At work, I have begun to offer a weekly meditation group for members of the hospital staff. For the last couple of months, every Thursday at lunchtime we sit on chairs or on the floor in the administration building and meditate together for half an hour.

Though I have attended meetings in this room for many years, now that I meditate there, I am aware of new sounds that I never heard before. For example, I am aware of the sound the clock makes as it ticks. We have core members who are present almost every week, and we also have people who come and go. The energy of the group practice is becoming strong, and after the practice we discuss our experiences together in a spirit of acceptance, understanding, and lack of judgment.

One thing I dream of is a time when these practices will be so much a part of the institution that before a treatment planning meeting, the treatment team will take some mindful breaths together and set an intention for the meeting. This would help each person at the meeting to move beyond their own tendency to be on automatic pilot and to truly experience the individual as an individual, rather than seeing the purpose of the meeting as a task that must be accomplished.

In my private life, my wife and I have made a new commitment to meditate together every morning before our young children wake up as a way to support each other in the practice. We also have had wonderful opportunities to spend time at Deer Park Monastery in Escondido and to practice breathing, sitting, walking, eating and working meditation as a family with the support of the monastic Sangha. We have come to see the truth for us in the Dharma Seal, “You have arrived, you are home.” We have also recently formed a Sangha in our area to offer the practice to our family, co-workers, neighbors, and friends on a weekly basis and to seek support for our Order of Interbeing aspirant training.

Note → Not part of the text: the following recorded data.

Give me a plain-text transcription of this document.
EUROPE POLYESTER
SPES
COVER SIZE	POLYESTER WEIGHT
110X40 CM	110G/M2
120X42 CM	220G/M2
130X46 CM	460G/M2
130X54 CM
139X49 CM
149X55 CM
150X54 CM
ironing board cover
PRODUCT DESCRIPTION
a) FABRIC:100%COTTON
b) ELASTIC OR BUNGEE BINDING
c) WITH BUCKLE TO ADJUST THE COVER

To some, the changes that have happened at our hospital are remarkable and inspiring. To others, it seems that change is moving at a snail’s pace. Many people within the hospital are struggling with the changes and feel angry, resentful, or helpless. Others are embracing the changes and feel the freshness of the new approaches as they are introduced. For me, some days are full of frustrations as more entrenched problems in the system emerge into the light of day. “Breathing in, I know I feel frustration. Breathing out, I smile to my frustration and am grateful that I am alive.” Other days are exciting as new standards of care for the individuals we serve are implemented. Overall, I can say that mindfulness is now a part of my daily work life as well as my personal life. Through mindfulness training we are working to improve our hospital, the treatment practices, and the quality of life of the individuals we serve, as well as staff, administrators and family members. It has not been easy to introduce these ideas into a bureaucratic system, but my work is enormously meaningful to me now in ways that it has never been before.

Bruce L. Hilsberg, True Commitment of the Heart, was Chief of Psychology at Metropolitan State Hospital in Norwalk, California. He and his wife practiced with the Organic Garden Sangha in Culver City, California and at Deer Park Monastery in Escondido, California.

From: Spoken Like a True Buddha, an unpublished compilation of stories about mindfulness practice in everyday life, edited by Carolyn Cleveland Schena and Sharron Mendel.